История одной семьи - Майя Улановская 26 стр.


* * *

Пересылка на Воркуте была переполнена. Я очень устала и ослабела. Мне уступили место, и я легла. Возраст мой выделялся - мне было 46 лет. Заключённых старше 50-ти на Воркуту вообще не посылали.

На пересылке были мужчины. При мне освободился режиссёр Каплер, отбыл свой первый пятилетний срок. Было известно, что сидел он из-за Светланы, дочери Сталина. Мы с ним немного поговорили. На этой же пересылке я в первый раз встретила сиониста из Прибалтики или из Польши, весьма образованного человека, с учёной степенью и знающего языки - и при этом религиозного еврея. Он сказал что-то об Израиле. Я выразила полное равнодушие и к сионизму, и к еврейскому вопросу. Он не удивился: "Мы советских евреев давно уже сбросили со счетов". Эта фраза запала мне в память.

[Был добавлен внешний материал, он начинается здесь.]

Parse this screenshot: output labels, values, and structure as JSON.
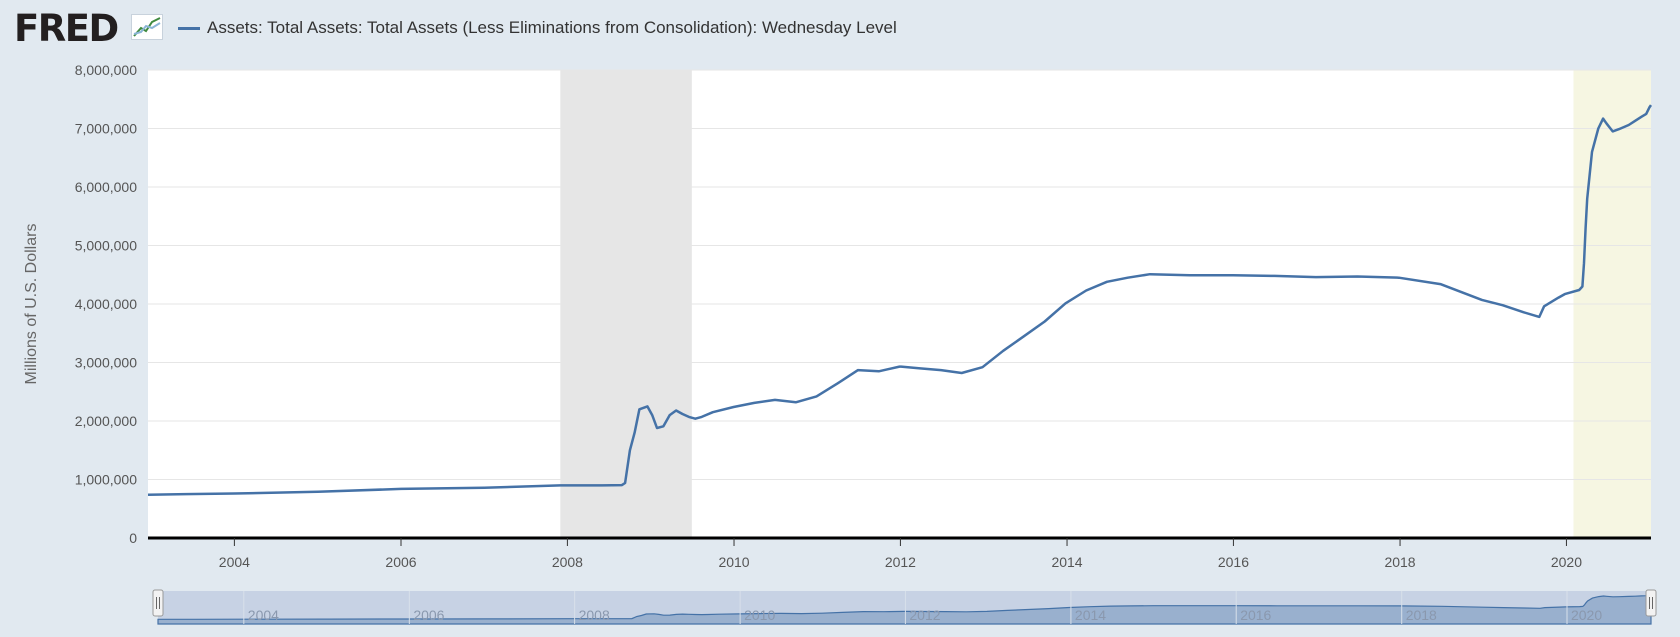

Донимали нас на пересылке страшенные клопы. Днём они не очень кусали, но ночью я из-за них совсем не спала. Там же нам дали грязные, старые бушлаты, вата из них совсем вылезла. И я вспомнила, как мы с отцом ехали в Америку первым классом на лайнере "Бремен". К обеду надо было переодеваться, что было ужасно утомительно. Отец надел смокинг, я - вечернее платье, он оглядел меня и сказал: "Всё-таки это красиво". Но я чувствовала, что быть в таком наряде мне совсем не положено, что это - как игра. Но, надев свой первый бушлат, я вспомнила эту сцену в каюте и подумала: Однако такого я тоже не заслужила.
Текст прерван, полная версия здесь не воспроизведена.